The budget airline said net loss in the first six months reached P9.14 billion, a reversal of the P7.14-billion net income in the same period last year, as revenues tumbled 61.2 percent to P17.33 billion from P44.703 billion a year ago.
“The overall decline in revenues was brought about by the impact of the COVID-19 outbreak which started with cancellation of flights to China, Hong Kong, Macau and South Korea in varying periods due to the imposition of travel restrictions,” CEB said.

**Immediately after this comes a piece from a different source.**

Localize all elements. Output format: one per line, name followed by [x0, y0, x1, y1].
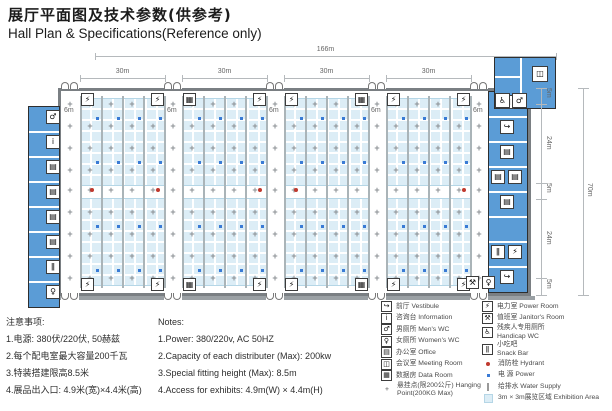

Passenger revenues dropped 65.5 percent to P11.50 billion from P33.352 billion it earned in six months ending June 30, 2019.
The group also saw a 60.1-percent decline in passenger traffic from 11.2 million to 4.5 million as the number of flights decreased by 55.6 percent and seat load factor declined by 7.3 percentage points from 87.2 percent to 80.8 percent.
Average fares also went down by 13.6 percent to P2,571 in the first six months from P2,974 in the same period last year.
Cargo revenues declined by 21.7 percent to P2.221 billion from P2.836 billion on 52.4-percent drop in volume transported. This was partially offset by a higher yield primarily from chartered cargo services.
The company incurred operating expenses of P24.318 billion from January to June, down by 32.2 percent from P35.891 billion a year earlier.
“This was mostly driven by the suspension of the group’s operations due to the COVID-19 global pandemic since a material portion of its expenses are based on flights and flight hours,” it said.
Flying operations expenses went down by 53.6 percent to P7.049 billion from P15.201 billion while repair and maintenance expenses dropped 13.9 percent to P3.485 billion from P4.046 billion.